- The Washington Times - Wednesday, August 4, 2004

The D.C. Sports & Entertainment Commission is on target to produce its first operating profit in six years when its fiscal year ends Sept.30.

Plagued for years by overspending, aging facilities in RFK Stadium and the D.C. Armory and often sluggish booking activity, the commission produced operating deficits exceeding $2million each of the past four years and $5.36million last year.

But aggressive attempts to rein in the spending and drop deeply unprofitable events from its calendar and political pressure from the D.C. Council have generated a sharp turnaround. Commission officials are projecting an operating surplus of $336,000 for fiscal year 2004.

“This is a huge turnaround for us, absolutely huge,” said chairman Mark Tuohey, a District lawyer who assumed control of the commission in January. “We have implemented an entirely new infrastructure, put in some important cost controls and just become much more strategic in the way we’re going forward. We’re now on a much different course, one that will never be reversed in our view.”


The final financial report still will show a noncash net loss for the year when asset depreciation costs of about $2million are included, as required by accounting rules. But council members, many of whom were highly critical of the sports commission when its fiscal outlook darkened, are pleased with the current situation. The quasi-public entity receives no city appropriations.

“I applaud their efforts, I really do,” said Jack Evans, Ward 2 Democrat and a vocal opponent of the commission’s previous regime, led by former executive director Bobby Goldwater and ex-chairman John Richardson. “A year ago, they were looking at the possibility of coming to us for money, which would have been a disaster. But Mark came in with a plan, and they’ve done a very good job.”

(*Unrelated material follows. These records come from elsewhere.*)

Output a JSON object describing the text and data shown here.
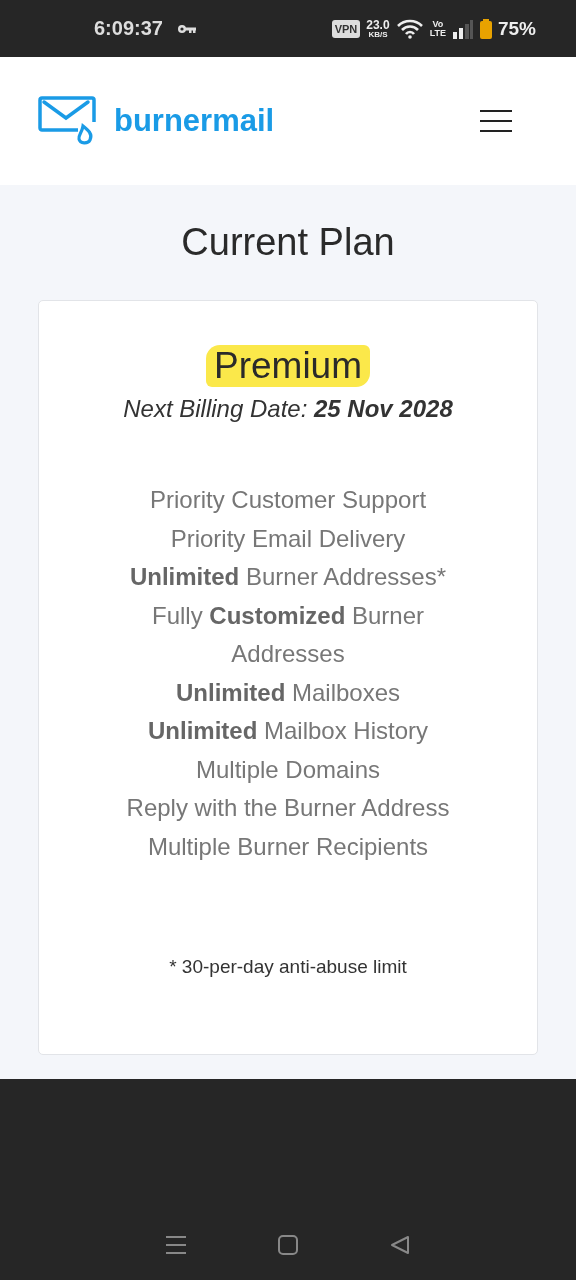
{
  "status_bar": {
    "time": "6:09:37",
    "vpn": "VPN",
    "speed": "23.0",
    "speed_unit": "KB/S",
    "volte_top": "Vo",
    "volte_bottom": "LTE",
    "battery": "75%"
  },
  "header": {
    "brand": "burnermail"
  },
  "page_title": "Current Plan",
  "plan": {
    "name": "Premium",
    "billing_label": "Next Billing Date:",
    "billing_date": "25 Nov 2028",
    "features": [
      "Priority Customer Support",
      "Priority Email Delivery",
      "**Unlimited** Burner Addresses*",
      "Fully **Customized** Burner Addresses",
      "**Unlimited** Mailboxes",
      "**Unlimited** Mailbox History",
      "Multiple Domains",
      "Reply with the Burner Address",
      "Multiple Burner Recipients"
    ],
    "footnote": "* 30-per-day anti-abuse limit"
  }
}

To be certain, the fiscal state of the sports commission remains a tentative affair. Aside from typical, recurring activities like D.C. United soccer and traveling circuses, significant events at either city-owned facility are still rare. The Armory needs a major upgrade to its facade and much of its interior, and a $25million effort to do that work is in its early stages.

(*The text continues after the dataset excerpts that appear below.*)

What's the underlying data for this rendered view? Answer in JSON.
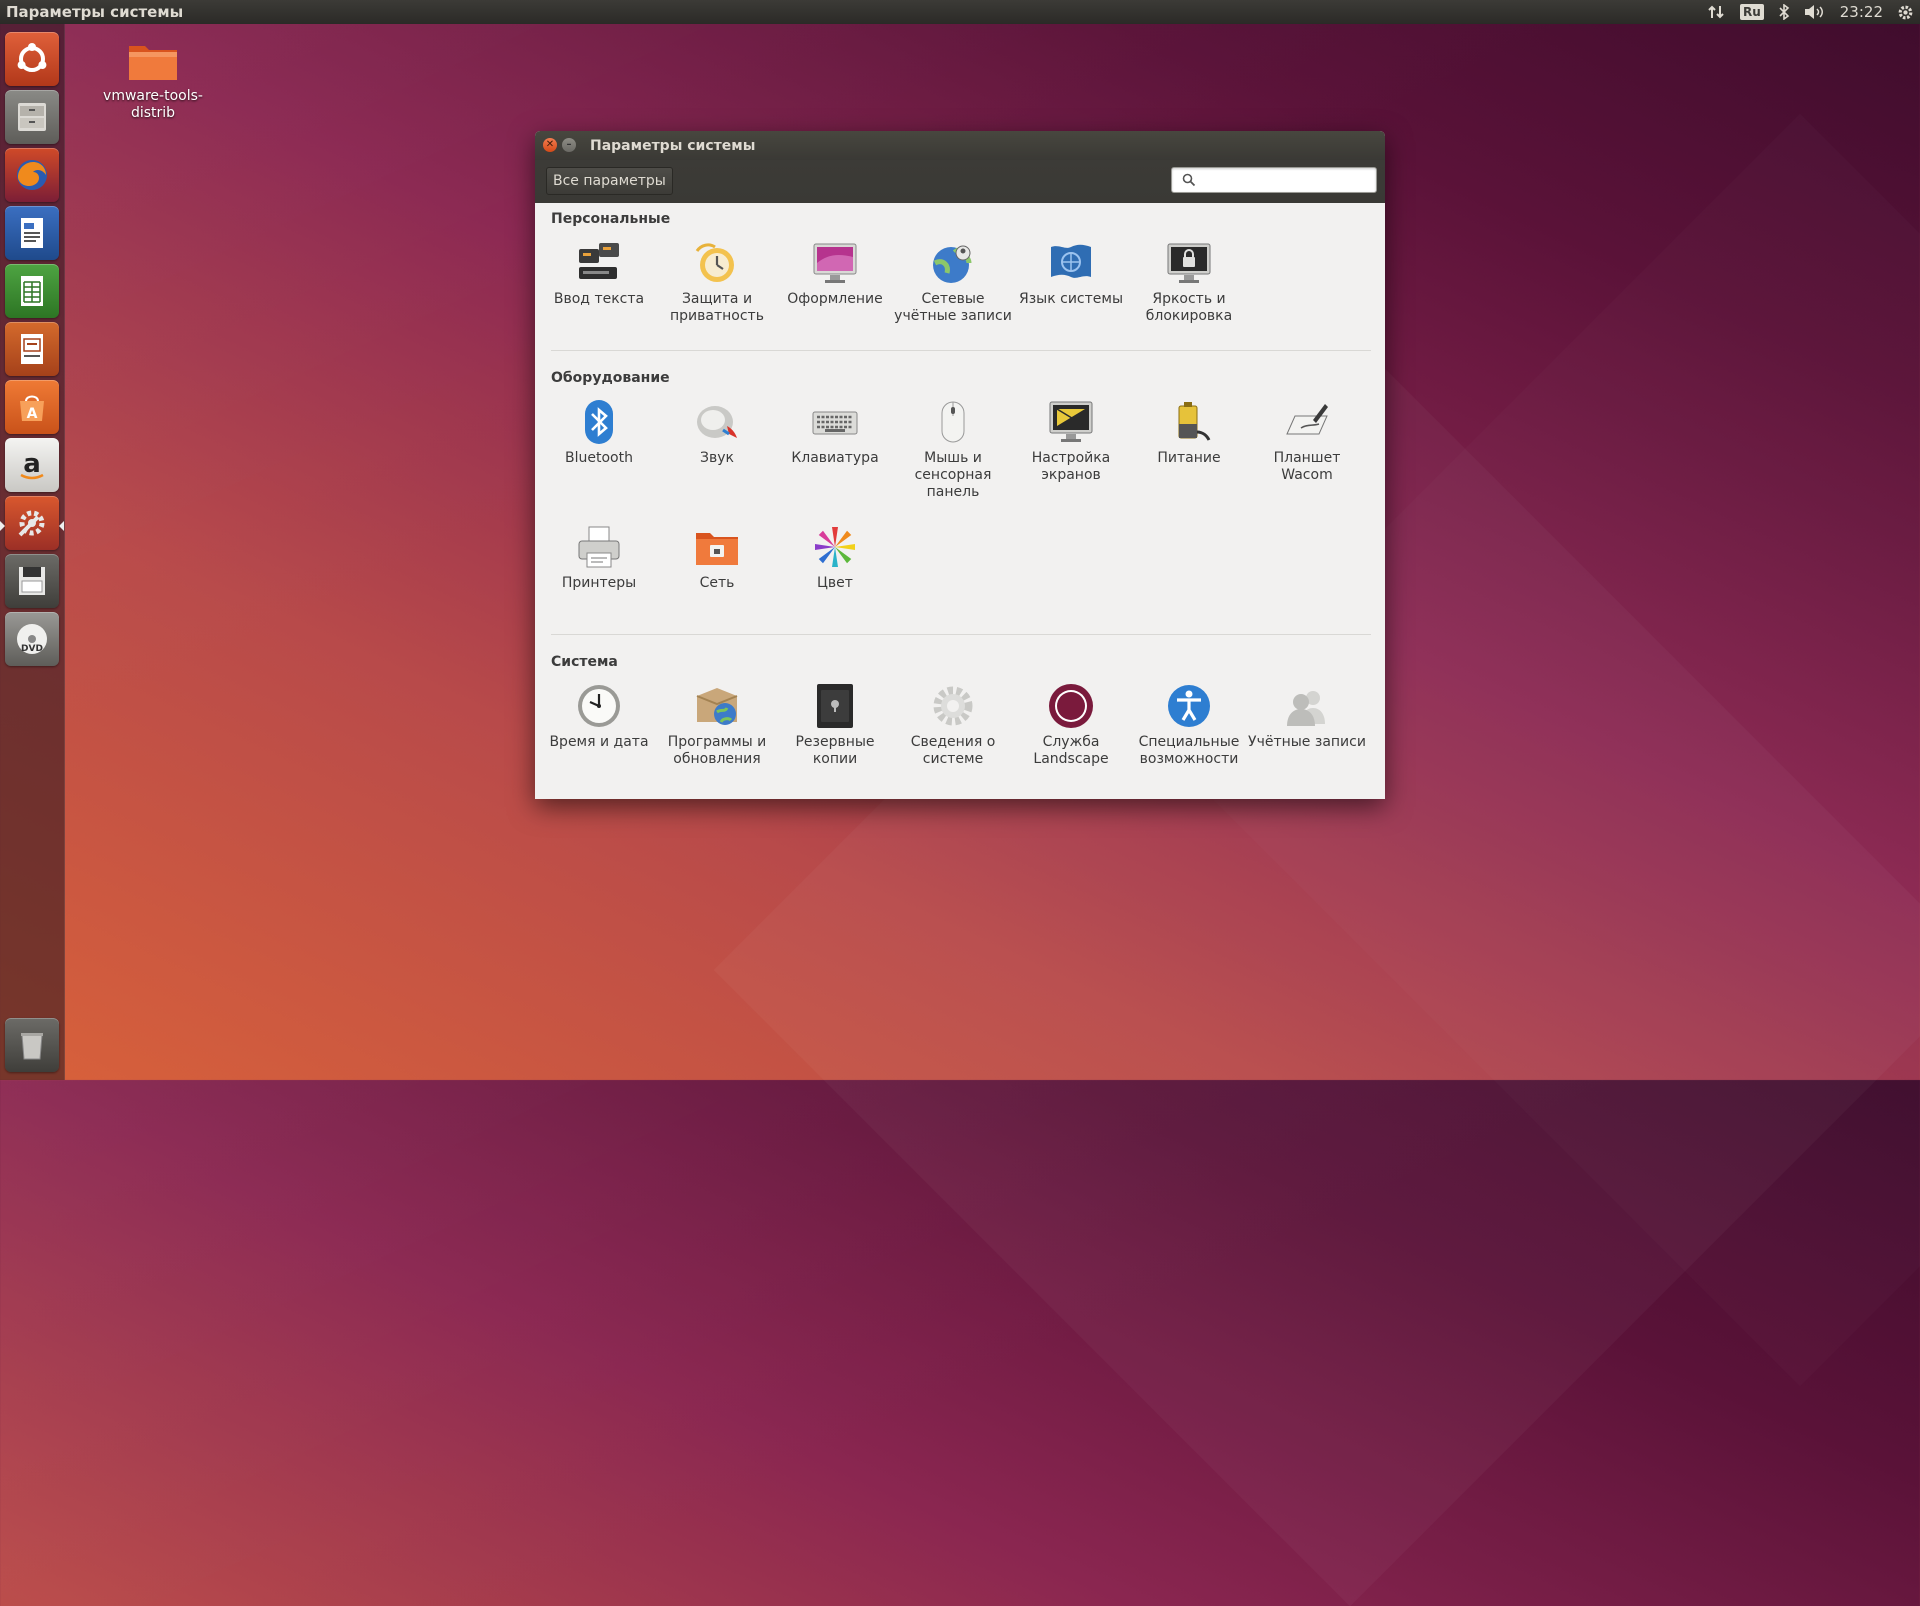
{
  "top_panel": {
    "title": "Параметры системы",
    "keyboard_layout": "Ru",
    "clock": "23:22"
  },
  "desktop": {
    "folder_label": "vmware-tools-distrib"
  },
  "window": {
    "title": "Параметры системы",
    "all_settings_label": "Все параметры",
    "search_placeholder": "",
    "sections": [
      {
        "title": "Персональные",
        "items": [
          {
            "label": "Ввод текста",
            "icon": "text-entry-icon"
          },
          {
            "label": "Защита и приватность",
            "icon": "privacy-icon"
          },
          {
            "label": "Оформление",
            "icon": "appearance-icon"
          },
          {
            "label": "Сетевые учётные записи",
            "icon": "online-accounts-icon"
          },
          {
            "label": "Язык системы",
            "icon": "language-icon"
          },
          {
            "label": "Яркость и блокировка",
            "icon": "brightness-lock-icon"
          }
        ]
      },
      {
        "title": "Оборудование",
        "items": [
          {
            "label": "Bluetooth",
            "icon": "bluetooth-icon"
          },
          {
            "label": "Звук",
            "icon": "sound-icon"
          },
          {
            "label": "Клавиатура",
            "icon": "keyboard-icon"
          },
          {
            "label": "Мышь и сенсорная панель",
            "icon": "mouse-icon"
          },
          {
            "label": "Настройка экранов",
            "icon": "displays-icon"
          },
          {
            "label": "Питание",
            "icon": "power-icon"
          },
          {
            "label": "Планшет Wacom",
            "icon": "wacom-tablet-icon"
          },
          {
            "label": "Принтеры",
            "icon": "printer-icon"
          },
          {
            "label": "Сеть",
            "icon": "network-icon"
          },
          {
            "label": "Цвет",
            "icon": "color-icon"
          }
        ]
      },
      {
        "title": "Система",
        "items": [
          {
            "label": "Время и дата",
            "icon": "clock-icon"
          },
          {
            "label": "Программы и обновления",
            "icon": "software-updates-icon"
          },
          {
            "label": "Резервные копии",
            "icon": "backup-icon"
          },
          {
            "label": "Сведения о системе",
            "icon": "system-info-icon"
          },
          {
            "label": "Служба Landscape",
            "icon": "landscape-icon"
          },
          {
            "label": "Специальные возможности",
            "icon": "accessibility-icon"
          },
          {
            "label": "Учётные записи",
            "icon": "user-accounts-icon"
          }
        ]
      }
    ]
  },
  "colors": {
    "ubuntu_orange": "#e95420",
    "panel_dark": "#3c3b37",
    "window_bg": "#f2f1f0"
  }
}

RFK still has a significant chance of being torn down or turned into something else around 2010, when both United and the Montreal Expos — assuming the baseball team moves to the Washington area — are in new facilities of their own.

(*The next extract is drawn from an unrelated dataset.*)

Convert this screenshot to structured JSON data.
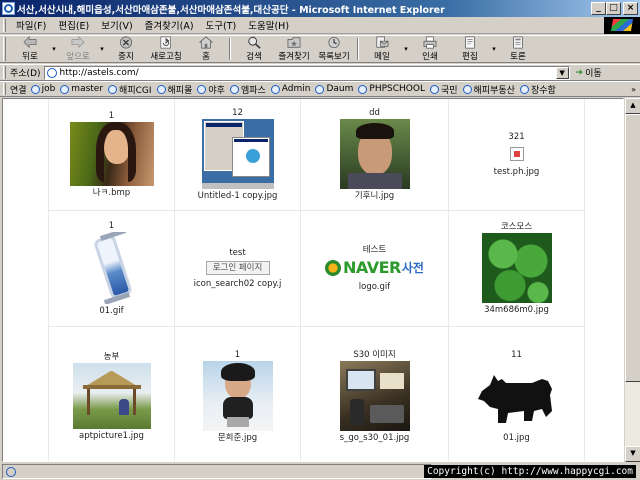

But the arrival of baseball could change the commission’s financial outlook radically, as could plans to turn the Armory into a year-round event facility. The Armory typically does not book events during the summer because of a lack of air conditioning. Not since the second Washington Senators franchise left in 1971 would 43-year-old RFK be home to so many events in a given year.

“Baseball is obviously a huge deal for us, but the new structure we’re developing is not dependent on baseball,” Tuohey said. “The platform of what we’re offering [is] for soccer, for youth baseball, for events at the Armory. That’s all changing and will continue to change.”

Among the events shut down by the sports commission was the highly unprofitable Fright House Halloween show, which ran for just one year (2002) and drew poorly. The sports commission spent more than $1million on props and equipment for the show and recently auctioned off those assets for $125,000.

In other commission business, officials are talking with the reformed American Basketball Association about possibly creating a District-based franchise to play at the Armory. The ABA, in the 1970s a rival pro league to the NBA, is now a minor league planning a significant expansion to more than 30 cities in both the United States and Mexico.